How we feel about our bodies is often intertwined with how we feel about ourselves as a whole. Maybe you are struggling with what you see when you look in the mirror, or are finding yourself increasingly self-conscious as swimsuit season approaches. This article will explore what body image is, the consequences of poor body image and strategies for moving towards self-acceptance.
What Is Body Image & How Does It Form?
Body image can be defined as an individual’s thoughts and attitudes about their physical appearance. It includes how an individual feels in their body, and the beliefs that they have about their appearance.
There are many factors that shape our body image starting at a young age. Cultural messages about the ‘ideal body’ as portrayed in the media and comments from family members or peers all influence how we come to perceive our bodies. Despite popular misconception, body image is not just an issue facing women. People of all genders, ages and walks of life experience challenges with body dissatisfaction and self-acceptance.
Harmful Effects Of Negative Body Image
Having a negative body image is connected with low self-esteem, anxiety, and depression. It can lead an individual to go to extreme measures to alter their body size such as restrictive eating or over-exercise. Poor body image increases one’s risk for developing an eating disorder, as well as other mental health conditions such as mood disorders and body dysmorphic disorder. For more information about mental health disorders and their symptoms, visit Mind Diagnostics.
5 Tips For Boosting Your Body Image:
1. Make a list of the traits you like about yourself that are not related to your physical appearance.
Take the time to jot down everything that you like about yourself, whether it’s being a caring friend or your creativity. This practice is helpful for reminding you of all of your amazing qualities and all that you have to offer to the world that is not connected to what you look like. Whenever you are feeling negatively about yourself, you can take it out and reference it to remind yourself of how wonderful you are.

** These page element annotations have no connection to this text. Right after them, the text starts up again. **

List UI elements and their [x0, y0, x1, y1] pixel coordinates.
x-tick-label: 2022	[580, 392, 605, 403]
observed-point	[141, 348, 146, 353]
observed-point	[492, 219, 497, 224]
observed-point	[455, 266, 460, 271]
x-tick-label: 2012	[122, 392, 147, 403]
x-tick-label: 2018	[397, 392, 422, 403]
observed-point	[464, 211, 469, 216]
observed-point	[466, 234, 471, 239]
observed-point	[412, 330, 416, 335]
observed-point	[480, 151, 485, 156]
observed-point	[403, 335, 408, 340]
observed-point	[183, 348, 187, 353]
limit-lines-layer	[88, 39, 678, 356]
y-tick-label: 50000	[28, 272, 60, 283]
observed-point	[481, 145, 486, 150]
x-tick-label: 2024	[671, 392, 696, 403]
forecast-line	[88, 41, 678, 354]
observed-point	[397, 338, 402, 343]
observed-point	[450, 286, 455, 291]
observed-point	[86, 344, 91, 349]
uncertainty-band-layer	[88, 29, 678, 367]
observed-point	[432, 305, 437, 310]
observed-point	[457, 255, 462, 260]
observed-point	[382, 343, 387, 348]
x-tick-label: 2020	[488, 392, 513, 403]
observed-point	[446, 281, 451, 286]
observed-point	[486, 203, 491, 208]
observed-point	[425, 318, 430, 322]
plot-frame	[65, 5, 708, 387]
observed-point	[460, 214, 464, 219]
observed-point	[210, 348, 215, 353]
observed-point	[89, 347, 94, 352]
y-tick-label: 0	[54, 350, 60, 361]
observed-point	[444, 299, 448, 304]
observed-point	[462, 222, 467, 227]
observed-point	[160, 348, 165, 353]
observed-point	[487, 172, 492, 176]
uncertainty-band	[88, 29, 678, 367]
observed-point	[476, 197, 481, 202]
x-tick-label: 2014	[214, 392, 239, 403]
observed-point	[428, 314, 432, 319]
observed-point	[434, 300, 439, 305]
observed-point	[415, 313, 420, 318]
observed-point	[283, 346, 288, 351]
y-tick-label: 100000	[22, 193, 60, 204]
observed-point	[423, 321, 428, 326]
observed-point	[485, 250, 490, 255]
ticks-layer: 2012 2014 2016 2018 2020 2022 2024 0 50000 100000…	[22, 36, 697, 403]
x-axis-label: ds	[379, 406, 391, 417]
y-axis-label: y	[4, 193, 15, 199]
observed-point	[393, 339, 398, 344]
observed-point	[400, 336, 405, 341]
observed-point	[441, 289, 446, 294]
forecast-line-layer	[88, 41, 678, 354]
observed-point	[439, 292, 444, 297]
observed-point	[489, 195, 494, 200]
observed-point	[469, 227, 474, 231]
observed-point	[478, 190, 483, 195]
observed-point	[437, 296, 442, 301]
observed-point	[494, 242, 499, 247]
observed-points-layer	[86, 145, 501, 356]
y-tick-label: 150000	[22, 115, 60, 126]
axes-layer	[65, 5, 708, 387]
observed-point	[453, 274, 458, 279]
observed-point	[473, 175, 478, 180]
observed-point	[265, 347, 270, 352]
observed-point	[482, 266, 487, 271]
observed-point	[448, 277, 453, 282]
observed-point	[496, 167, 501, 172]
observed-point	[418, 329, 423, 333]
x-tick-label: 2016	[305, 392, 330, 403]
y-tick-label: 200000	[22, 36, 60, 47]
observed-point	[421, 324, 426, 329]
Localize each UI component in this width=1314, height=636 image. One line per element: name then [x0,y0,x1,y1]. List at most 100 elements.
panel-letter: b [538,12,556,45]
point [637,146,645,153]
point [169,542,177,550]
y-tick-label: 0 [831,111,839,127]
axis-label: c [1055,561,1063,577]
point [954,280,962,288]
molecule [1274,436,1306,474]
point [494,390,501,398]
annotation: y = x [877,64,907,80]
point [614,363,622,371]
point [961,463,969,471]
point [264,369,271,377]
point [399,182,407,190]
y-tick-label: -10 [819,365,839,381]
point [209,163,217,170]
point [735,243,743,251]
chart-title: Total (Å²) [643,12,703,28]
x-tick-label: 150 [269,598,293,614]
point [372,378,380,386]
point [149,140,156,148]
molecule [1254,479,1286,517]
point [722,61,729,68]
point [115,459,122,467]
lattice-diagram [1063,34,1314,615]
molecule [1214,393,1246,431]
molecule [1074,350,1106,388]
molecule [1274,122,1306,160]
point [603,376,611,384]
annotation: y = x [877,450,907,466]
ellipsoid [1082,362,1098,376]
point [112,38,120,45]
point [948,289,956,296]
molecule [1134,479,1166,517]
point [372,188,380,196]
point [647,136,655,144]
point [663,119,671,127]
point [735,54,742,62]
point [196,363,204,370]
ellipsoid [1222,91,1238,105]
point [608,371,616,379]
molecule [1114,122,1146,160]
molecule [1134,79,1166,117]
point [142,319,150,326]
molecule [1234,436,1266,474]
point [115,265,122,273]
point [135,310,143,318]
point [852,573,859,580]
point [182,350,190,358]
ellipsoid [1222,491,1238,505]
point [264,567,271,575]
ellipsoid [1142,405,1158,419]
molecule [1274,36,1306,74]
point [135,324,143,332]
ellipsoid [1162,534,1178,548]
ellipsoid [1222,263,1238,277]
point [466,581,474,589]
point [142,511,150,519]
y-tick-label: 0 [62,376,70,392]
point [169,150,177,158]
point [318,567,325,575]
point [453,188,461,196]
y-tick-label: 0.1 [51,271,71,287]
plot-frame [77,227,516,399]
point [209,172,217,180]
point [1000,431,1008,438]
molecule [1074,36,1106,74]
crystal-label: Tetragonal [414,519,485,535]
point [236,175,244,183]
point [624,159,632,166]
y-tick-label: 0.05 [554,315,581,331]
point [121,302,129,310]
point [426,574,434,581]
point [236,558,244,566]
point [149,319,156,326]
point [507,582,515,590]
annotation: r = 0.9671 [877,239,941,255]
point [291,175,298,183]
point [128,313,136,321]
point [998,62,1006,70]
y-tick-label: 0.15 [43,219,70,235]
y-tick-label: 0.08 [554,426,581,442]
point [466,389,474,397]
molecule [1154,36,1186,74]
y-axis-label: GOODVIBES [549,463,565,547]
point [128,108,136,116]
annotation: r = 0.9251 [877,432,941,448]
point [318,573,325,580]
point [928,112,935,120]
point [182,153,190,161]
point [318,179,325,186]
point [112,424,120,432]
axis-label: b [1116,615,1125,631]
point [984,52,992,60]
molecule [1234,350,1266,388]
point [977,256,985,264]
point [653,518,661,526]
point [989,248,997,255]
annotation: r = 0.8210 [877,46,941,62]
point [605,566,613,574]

2. Challenge negative thoughts.
While this is much easier said than done, focus on countering negative thoughts about your body with positive affirmations or a mantra. Try to shift your focus from specific body parts to seeing yourself as others see you, as a whole person. Surround yourself with people who can encourage you in embracing yourself just as you are.
3. Be mindful about the media you are consuming.
A 2017 study found a connection between the posts we view on social media and how we feel about our bodies. While you are scrolling through your feed, keep in mind that you are seeing the highlight reels of others after various takes and several rounds of editing. Unfollow any accounts that are promoting unrealistic body ideals or are making you feel bad about yourself. If you find that social media is still negatively impacting your body image, limit the time you spend on it altogether.
4. Appreciate all that your body does for you on a daily basis.
Cultivating gratitude for all that your body does can provide a different perspective. Reminding yourself that your body is what allows you to explore nature, play with your dog, and laugh with your family can transform the way you view it. Instead of fixating on changing your body, you can come to appreciate the amazing ways it functions to sustain you from day to day.
5. Engage in meaningful activities that make you feel good about yourself.
Building your life around engaging in your passions, helping others and making an impact in the world can move your focus away from your body. Remind yourself that your worth is not tied to your physical appearance and that you are perfect exactly as you are.
Seeking Support For Body Image Concerns
If you find that you are continuing to experience body image concerns that are negatively impacting your mental health, consider reaching out to a mental health professional for further support. Developing a healthier relationship with your body is a process and a therapist can work with you in moving towards self-acceptance.